En 2021, pendant trois jours consécutifs, le village de Lytton, en Colombie-Britannique, a établi le record canadien de chaleur, avec un incroyable 49,6 degrés Celsius. Un feu de forêt dévastateur a détruit 90 % de la ville. La tragédie de Lytton n’est qu’un exemple des nombreuses catastrophes provoquées par le changement climatique en raison de la menace croissante des chaleurs extrêmes, des tempêtes destructrices et des sécheresses graves. Le Canada tente de limiter l’impact du réchauffement climatique, mais jusqu’à présent, ses efforts ne portent pas de fruits. L’analyse de l’indice de la Terre de Corporate Knights montre que le Canada est le pays le moins performant sur le plan de la réduction des émissions de gaz à effet de serre parmi les 10 pays les plus développés du G20 malgré un objectif ambitieux de carboneutralité d’ici 2050.

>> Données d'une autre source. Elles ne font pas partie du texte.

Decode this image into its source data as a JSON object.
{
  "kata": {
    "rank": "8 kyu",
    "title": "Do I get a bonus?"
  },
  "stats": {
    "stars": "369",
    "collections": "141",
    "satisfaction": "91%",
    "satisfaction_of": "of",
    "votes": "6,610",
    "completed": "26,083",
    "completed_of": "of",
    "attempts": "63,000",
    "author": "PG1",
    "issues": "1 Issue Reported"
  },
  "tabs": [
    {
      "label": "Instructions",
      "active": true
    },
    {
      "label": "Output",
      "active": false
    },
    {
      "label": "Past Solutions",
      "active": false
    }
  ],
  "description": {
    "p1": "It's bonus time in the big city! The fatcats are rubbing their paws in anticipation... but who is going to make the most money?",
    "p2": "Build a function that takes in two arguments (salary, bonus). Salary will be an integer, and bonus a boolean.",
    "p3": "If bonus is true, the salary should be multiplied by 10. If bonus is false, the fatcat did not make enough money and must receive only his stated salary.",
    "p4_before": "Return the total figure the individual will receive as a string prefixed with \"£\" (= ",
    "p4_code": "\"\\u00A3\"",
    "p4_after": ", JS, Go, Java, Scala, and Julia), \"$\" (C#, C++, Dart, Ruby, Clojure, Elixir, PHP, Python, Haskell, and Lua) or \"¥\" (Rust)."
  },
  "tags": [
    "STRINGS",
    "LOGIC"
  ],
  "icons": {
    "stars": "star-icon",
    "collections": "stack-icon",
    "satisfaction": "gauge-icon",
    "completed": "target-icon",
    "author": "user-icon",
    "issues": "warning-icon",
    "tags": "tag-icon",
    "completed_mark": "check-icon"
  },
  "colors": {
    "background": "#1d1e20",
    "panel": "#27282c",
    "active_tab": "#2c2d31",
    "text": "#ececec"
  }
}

Les investisseurs qui poussent les entreprises à adopter des pratiques commerciales durables, particulièrement dans le secteur de l’énergie, font leur part, mais il semble de plus en plus que les décideurs politiques rament à contre-courant. Sans l’adhésion de tous, comment le Canada pourra-t-il trouver sa place dans une économie mondiale en pleine mutation? Dans cette discussion, Fate Saghir, vice-présidente principale et cheffe du développement durable chez Placements Mackenzie, et Dwayne Zaba, chef du développement durable chez Corporate Knights, parlent des défis que pose l’application d’une optique de durabilité et des possibilités qui se présentent alors que le Canada cherche à faire la transition vers de nouvelles formes de production d’énergie et de croissance économique durable.
Q : Dwayne, comment les entreprises canadiennes se classent-elles par rapport à leurs homologues mondiales au chapitre des pratiques durables?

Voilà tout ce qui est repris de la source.